A new book, The 10% Entrepreneur, by Patrick McGinnis, venture capitalist and founder of Dirigo Advisors, argues that all you need is 10% of your spare time to become an entrepreneur.

It might be time to tithe your time.

McGinnis thinks there are five kinds of entrepreneurs:

1. The angel investor.

2. An advisor who, instead of investing capital, invests your time for a stake.

3. A founder, operating something that you started on the side.

4. An aficionado, someone who combines his passion and want; it’s not necessarily 100% profit driven.

5. The final is the 110% entrepreneur, and that’s somebody who is already an entrepreneur and has made that big concentrated bet, and says, “I want to use 10% entrepreneurship to diversify myself, because I realize that entrepreneurship is high risk, and I want to have other things going on the side.”

I see it somewhat differently, and have categorized physician entrepreneurs as small business owners (private practitioners), intrapreneurs (employed physicians acting like entrepreneurs in their organizations), technopreneurs (getting a product to market), social entrepreneurs (trying to improve the human condition), service providers (helping other physician entrepreneurs get their ideas to patients or help provide other professional services), and physician investors.

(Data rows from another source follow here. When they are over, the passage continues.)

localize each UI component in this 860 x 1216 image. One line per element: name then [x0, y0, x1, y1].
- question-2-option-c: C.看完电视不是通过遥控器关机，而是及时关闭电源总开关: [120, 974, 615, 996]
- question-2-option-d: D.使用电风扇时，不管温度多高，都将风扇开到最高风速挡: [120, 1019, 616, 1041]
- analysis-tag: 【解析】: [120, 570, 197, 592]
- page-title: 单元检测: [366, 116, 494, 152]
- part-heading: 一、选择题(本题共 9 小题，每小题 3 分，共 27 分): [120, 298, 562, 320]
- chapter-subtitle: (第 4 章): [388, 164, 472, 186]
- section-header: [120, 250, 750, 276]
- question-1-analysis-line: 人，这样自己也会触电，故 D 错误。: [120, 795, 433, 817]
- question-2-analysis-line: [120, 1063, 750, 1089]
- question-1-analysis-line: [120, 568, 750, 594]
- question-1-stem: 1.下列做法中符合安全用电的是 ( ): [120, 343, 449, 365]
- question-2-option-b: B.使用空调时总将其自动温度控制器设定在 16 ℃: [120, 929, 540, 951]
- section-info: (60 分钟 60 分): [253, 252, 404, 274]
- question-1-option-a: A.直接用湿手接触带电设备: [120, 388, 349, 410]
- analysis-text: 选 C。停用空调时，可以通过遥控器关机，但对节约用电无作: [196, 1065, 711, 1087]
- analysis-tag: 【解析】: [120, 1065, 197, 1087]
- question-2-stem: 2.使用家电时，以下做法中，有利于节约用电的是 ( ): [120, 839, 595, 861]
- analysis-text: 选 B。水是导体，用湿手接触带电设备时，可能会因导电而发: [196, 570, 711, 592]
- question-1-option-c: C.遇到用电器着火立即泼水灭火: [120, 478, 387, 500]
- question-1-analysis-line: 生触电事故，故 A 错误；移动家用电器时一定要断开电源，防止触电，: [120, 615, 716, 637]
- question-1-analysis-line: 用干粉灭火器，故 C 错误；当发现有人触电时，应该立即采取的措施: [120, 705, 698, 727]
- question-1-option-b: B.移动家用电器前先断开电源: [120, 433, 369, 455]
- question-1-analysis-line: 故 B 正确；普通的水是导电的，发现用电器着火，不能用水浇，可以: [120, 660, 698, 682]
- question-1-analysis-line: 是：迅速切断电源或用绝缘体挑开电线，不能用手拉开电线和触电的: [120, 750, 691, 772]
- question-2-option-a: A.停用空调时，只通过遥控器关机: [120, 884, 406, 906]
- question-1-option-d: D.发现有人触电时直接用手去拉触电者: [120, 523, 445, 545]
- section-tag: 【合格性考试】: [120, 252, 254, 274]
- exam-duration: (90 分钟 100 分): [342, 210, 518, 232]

Like McGinnis states, there are many ways physician entrepreneurs can practice entrepreneurship without quitting their day job or going "all in". Here are some things to consider:

1. 10 ways to get started as a physician entrepreneur

2. Practice Othercare, not Obamacare

3. Make it part of your 10/20/30 Plan

4. Participate in the sick care gig economy

5. Be careful about doctor funded startups

6. Intrapreneur's survival guide

7. What it takes to be a physician entrepreneur

8. 10 ways to reduce the switching costs to entrepreneurship

9. 10 myths about physician entrepreneurs

10. No. Physicians are not lousy business people.

Physician entrepreneurship is not an oxymoron or an either/or decision. For most doctors, it is an "and" decision. It will help your patients and make you a better doctor.